We certainly had no stylist. The white espadrilles that were a key part of the Wham! look cost £9.99 and came from Dolcis. A few photo shoots in and they were looking decidedly grubby. And George had already lost one pair in Stringfellows. George’s favourite jeans only cost a tenner from Chelsea Girl and they weren’t even his. He had ‘borrowed’ them from Shirlie and refused to give them back. We shared just one printed, short-sleeved shirt between us. I wore it during an interview with the Melody Maker and George took it for a photo shoot and interview with The Face, leaving me to wear a string vest that George had worn during a record company photo shoot in Corfu. Beyond that, I only had about three shirts and one pair of trousers!
4. Elton John performed alongside Wham! at their final show – joining George and Andrew for a reworked version of ‘Candle in the Wind’. Far from the madding crowds of a packed Wembley Stadium, the relationship with John was initially formed over a boozy lunch.
We were both taken aback.

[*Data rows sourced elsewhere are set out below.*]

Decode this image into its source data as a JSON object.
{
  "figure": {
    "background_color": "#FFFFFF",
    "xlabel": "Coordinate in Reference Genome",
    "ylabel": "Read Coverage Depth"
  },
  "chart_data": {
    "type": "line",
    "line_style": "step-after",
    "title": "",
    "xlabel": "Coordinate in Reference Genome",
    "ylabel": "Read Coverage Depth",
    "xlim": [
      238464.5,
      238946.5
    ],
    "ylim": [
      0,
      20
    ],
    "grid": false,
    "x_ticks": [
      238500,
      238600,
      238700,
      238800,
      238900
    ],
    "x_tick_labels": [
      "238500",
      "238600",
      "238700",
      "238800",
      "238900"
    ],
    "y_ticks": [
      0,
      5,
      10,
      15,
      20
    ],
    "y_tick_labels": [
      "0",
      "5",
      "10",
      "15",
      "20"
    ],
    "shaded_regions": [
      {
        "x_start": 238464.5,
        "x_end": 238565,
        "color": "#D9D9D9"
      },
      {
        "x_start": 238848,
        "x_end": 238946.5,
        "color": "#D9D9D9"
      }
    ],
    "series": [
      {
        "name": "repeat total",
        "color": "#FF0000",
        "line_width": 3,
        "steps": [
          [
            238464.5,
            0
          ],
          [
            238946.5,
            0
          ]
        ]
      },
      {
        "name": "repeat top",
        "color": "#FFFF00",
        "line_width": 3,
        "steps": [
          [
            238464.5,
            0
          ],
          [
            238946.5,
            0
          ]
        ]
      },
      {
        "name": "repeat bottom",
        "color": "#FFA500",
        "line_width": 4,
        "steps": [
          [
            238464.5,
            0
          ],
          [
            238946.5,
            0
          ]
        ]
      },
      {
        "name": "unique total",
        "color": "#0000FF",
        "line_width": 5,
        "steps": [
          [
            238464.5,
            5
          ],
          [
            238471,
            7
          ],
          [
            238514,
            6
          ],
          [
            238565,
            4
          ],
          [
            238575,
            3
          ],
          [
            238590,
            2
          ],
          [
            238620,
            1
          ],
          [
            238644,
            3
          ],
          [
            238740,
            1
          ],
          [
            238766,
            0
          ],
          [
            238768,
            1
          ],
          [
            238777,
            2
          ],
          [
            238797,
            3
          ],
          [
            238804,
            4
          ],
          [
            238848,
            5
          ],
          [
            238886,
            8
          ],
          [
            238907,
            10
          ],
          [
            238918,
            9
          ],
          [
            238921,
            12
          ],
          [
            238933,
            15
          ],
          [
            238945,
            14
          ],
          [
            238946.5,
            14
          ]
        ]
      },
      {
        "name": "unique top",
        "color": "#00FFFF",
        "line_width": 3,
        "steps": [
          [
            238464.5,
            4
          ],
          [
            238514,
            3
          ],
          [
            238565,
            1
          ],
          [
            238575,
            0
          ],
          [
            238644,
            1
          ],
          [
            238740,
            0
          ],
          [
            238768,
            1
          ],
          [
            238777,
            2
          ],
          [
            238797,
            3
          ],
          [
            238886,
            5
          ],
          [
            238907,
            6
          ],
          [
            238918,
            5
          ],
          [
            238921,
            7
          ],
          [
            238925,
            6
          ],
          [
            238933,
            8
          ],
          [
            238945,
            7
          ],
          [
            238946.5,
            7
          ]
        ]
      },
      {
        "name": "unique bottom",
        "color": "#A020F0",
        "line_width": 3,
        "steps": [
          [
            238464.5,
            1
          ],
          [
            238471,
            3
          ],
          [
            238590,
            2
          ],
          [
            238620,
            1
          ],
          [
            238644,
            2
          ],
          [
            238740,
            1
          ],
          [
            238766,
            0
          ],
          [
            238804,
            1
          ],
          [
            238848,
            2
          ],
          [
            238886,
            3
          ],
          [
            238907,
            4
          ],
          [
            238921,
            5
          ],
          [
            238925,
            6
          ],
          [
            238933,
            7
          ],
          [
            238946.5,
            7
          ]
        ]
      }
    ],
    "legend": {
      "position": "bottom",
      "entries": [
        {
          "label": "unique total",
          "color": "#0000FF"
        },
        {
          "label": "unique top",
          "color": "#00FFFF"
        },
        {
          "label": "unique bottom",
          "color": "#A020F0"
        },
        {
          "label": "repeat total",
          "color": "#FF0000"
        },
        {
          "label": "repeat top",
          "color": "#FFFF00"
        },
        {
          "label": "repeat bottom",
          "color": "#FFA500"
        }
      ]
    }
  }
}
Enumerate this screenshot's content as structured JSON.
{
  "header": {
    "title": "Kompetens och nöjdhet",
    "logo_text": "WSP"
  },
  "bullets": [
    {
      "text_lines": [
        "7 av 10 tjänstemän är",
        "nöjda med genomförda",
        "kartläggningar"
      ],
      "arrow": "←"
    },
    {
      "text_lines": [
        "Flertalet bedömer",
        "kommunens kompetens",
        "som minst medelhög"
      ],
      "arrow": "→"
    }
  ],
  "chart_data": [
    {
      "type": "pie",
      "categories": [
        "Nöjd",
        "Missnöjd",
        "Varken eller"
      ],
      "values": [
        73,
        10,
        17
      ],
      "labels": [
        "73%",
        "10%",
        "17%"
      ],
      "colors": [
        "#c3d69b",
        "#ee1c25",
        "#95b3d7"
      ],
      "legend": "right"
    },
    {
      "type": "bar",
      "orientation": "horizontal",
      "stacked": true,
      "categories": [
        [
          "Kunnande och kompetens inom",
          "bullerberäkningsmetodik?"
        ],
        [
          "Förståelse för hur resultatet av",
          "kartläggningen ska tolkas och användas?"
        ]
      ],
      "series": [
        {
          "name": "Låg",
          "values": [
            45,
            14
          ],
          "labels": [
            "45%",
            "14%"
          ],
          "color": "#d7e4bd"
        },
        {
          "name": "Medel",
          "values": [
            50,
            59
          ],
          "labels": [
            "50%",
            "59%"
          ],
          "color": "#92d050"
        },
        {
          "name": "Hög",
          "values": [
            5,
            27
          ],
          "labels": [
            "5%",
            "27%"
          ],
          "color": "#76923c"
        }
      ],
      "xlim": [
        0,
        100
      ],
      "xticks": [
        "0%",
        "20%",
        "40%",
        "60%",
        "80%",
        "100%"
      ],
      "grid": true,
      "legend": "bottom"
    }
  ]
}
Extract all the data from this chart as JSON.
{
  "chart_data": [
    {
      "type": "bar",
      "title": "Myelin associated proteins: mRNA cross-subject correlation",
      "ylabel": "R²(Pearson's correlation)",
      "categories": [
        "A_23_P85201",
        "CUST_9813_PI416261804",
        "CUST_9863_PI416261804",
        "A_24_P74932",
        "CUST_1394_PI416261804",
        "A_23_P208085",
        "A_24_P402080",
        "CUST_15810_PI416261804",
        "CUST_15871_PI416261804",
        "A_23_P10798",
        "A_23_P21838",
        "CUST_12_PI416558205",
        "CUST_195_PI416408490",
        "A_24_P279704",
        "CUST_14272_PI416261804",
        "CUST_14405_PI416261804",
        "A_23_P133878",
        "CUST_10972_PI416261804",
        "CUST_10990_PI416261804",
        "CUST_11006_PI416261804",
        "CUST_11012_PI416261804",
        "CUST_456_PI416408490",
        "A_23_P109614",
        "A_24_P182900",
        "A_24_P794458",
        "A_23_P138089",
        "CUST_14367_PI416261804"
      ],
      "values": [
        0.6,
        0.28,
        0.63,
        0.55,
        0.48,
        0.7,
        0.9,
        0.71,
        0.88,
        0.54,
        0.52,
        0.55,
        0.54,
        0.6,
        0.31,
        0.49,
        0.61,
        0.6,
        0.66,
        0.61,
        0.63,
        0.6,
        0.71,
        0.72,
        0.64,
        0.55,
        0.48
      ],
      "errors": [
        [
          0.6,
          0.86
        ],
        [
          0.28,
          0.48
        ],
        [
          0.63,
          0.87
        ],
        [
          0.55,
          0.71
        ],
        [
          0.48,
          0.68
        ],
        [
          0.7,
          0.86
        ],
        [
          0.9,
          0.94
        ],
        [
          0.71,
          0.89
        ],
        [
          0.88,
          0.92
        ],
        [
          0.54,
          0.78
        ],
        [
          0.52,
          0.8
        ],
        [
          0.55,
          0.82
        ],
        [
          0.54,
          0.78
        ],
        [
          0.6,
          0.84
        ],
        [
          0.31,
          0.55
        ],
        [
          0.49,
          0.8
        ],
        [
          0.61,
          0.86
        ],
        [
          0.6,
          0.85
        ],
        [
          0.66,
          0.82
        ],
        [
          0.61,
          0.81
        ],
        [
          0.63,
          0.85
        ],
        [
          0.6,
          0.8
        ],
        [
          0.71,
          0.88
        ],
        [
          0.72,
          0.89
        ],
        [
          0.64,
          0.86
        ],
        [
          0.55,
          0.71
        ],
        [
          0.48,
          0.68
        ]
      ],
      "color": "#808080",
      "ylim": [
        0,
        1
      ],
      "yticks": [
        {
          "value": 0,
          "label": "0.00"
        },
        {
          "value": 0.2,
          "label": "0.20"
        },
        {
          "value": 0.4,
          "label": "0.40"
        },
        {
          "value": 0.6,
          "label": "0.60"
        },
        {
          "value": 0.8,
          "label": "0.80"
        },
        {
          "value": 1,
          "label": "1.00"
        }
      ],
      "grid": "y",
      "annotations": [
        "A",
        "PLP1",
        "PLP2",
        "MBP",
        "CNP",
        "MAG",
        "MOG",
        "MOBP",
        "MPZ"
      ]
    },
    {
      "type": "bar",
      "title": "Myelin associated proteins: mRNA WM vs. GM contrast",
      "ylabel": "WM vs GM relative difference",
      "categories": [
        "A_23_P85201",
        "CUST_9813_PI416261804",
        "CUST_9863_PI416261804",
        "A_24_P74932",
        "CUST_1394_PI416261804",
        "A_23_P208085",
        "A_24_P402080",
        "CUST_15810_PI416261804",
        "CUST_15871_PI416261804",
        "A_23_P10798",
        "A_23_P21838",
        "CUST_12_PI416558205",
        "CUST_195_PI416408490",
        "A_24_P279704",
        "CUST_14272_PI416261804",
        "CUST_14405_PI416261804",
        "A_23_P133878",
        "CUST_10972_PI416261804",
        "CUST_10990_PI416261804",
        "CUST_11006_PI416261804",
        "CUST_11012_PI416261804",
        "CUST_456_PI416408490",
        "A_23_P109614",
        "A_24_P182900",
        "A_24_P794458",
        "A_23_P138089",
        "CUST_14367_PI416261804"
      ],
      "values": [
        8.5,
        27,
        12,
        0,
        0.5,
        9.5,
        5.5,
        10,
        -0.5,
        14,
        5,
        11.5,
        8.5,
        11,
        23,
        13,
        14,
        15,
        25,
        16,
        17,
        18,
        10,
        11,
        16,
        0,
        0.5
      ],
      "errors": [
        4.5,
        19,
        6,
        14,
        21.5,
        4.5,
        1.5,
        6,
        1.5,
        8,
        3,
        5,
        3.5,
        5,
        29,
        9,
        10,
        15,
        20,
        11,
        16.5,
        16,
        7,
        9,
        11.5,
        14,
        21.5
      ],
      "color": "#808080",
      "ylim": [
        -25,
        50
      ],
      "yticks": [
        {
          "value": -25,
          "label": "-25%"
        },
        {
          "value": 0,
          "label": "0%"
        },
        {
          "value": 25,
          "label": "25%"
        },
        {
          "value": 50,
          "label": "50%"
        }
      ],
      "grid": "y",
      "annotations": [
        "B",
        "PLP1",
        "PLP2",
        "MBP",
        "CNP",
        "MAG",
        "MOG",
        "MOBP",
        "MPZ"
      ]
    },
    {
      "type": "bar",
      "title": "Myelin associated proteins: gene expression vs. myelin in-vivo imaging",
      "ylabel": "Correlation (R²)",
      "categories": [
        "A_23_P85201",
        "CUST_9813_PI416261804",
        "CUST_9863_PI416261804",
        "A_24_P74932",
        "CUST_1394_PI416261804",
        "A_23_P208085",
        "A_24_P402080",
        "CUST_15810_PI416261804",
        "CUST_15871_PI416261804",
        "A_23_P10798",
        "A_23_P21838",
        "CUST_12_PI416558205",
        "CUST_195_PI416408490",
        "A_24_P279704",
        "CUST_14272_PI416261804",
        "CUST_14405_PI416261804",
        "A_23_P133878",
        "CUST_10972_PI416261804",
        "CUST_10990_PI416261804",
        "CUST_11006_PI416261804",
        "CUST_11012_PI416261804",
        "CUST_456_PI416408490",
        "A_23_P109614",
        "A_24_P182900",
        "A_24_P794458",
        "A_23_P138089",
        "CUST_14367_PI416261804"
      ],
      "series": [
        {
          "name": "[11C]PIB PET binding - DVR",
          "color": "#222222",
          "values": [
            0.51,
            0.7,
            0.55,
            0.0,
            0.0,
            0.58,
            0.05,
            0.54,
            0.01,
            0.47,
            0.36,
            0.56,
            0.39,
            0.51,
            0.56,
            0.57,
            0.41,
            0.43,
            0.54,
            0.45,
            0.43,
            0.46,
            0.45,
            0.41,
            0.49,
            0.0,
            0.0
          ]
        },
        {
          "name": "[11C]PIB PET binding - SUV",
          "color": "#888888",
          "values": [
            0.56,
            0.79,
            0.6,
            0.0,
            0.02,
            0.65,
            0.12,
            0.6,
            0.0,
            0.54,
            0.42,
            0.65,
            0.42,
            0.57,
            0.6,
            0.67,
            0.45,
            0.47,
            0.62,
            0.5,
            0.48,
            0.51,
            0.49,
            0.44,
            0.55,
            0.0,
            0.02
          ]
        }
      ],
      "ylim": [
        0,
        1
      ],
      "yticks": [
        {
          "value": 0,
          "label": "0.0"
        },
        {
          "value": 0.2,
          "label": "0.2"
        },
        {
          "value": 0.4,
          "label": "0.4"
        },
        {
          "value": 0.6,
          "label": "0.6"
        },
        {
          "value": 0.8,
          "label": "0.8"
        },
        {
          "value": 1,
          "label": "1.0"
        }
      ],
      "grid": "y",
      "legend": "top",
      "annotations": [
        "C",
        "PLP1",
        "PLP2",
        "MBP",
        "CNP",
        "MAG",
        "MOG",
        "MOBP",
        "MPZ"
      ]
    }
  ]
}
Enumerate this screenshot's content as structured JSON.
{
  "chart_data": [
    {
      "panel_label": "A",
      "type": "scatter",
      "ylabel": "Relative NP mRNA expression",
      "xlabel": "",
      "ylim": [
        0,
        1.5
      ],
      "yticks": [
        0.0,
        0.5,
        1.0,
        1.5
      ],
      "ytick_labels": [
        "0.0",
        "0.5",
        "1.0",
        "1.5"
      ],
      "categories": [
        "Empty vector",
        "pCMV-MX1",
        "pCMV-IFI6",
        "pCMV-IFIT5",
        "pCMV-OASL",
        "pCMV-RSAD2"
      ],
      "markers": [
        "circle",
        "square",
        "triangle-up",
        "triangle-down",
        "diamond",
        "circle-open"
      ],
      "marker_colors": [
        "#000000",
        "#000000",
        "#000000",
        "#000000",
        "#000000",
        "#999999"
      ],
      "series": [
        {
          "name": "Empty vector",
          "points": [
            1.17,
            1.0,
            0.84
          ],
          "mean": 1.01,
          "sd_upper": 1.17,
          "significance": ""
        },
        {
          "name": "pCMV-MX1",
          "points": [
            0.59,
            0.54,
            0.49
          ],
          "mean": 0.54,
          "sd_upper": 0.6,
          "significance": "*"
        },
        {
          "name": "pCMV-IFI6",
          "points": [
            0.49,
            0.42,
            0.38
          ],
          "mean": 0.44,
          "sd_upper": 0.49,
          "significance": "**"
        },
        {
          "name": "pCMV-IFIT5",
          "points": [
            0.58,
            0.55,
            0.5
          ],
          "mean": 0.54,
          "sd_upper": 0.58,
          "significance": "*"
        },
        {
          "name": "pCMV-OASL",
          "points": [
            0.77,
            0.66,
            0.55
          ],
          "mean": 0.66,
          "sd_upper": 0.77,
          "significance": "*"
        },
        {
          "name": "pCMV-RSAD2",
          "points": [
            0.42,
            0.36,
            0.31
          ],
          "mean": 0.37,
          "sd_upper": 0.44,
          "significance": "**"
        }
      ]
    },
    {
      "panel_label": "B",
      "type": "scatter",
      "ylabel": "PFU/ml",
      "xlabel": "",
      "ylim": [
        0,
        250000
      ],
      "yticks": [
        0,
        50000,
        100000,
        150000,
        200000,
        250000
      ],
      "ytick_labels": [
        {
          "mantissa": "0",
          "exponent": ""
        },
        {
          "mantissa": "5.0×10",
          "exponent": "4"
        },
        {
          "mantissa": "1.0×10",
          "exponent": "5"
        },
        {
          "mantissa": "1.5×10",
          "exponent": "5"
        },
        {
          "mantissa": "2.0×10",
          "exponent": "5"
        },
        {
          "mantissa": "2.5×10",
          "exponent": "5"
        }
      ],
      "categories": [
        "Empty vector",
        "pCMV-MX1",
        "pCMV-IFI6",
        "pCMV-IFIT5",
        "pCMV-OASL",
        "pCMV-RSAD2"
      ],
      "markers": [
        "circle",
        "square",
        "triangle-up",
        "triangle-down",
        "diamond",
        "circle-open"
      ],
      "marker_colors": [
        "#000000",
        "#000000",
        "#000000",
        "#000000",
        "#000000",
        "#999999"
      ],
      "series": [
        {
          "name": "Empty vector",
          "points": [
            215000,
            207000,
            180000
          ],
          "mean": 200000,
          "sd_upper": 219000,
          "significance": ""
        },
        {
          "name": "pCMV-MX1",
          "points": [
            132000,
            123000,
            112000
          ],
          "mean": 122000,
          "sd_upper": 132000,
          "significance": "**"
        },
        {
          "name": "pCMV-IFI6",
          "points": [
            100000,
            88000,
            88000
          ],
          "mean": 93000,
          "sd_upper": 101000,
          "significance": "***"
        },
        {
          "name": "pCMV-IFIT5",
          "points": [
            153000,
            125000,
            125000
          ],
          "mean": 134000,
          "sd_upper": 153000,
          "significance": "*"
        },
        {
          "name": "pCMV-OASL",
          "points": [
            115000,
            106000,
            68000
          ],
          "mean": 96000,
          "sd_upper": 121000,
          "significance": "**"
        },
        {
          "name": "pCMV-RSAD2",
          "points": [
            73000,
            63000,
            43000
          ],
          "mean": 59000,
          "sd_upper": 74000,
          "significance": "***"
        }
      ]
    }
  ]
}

Bloody hell! Lunch with Elton John? The idea seemed surreal and we couldn’t believe our luck. A few days later, and feeling a little nervous, we drove over to meet our host, who was immediately charming, big-hearted and very kind to both of us as we started an afternoon of drinking and eating. Both of us had heard tales of the legendary opulence of Elton’s hospitality, and as two boys from Bushey, then only twenty-one years old, it was quite an intimidating experience. The wit at the table was rapid-fire; it could be acerbic too, with Elton holding court from one end of a lavish feast in the elegant surroundings of his sunny patio…
Good times were such that lunch ran into evening, and our group moved on to a nearby nightclub where Elton’s songwriting partner, Bernie Taupin, joined the party. By that stage, all of us were fairly well oiled. Somebody mentioned that the actress Joan Collins had moored her yacht in Saint-Tropez’s harbour. Leaving the party, and fuelled by alcohol and the memories of her somewhat racy film The Stud – in which she’d played a nymphomaniac nightclub owner – George shouted across the water, ‘Joan! Show us your knickers!’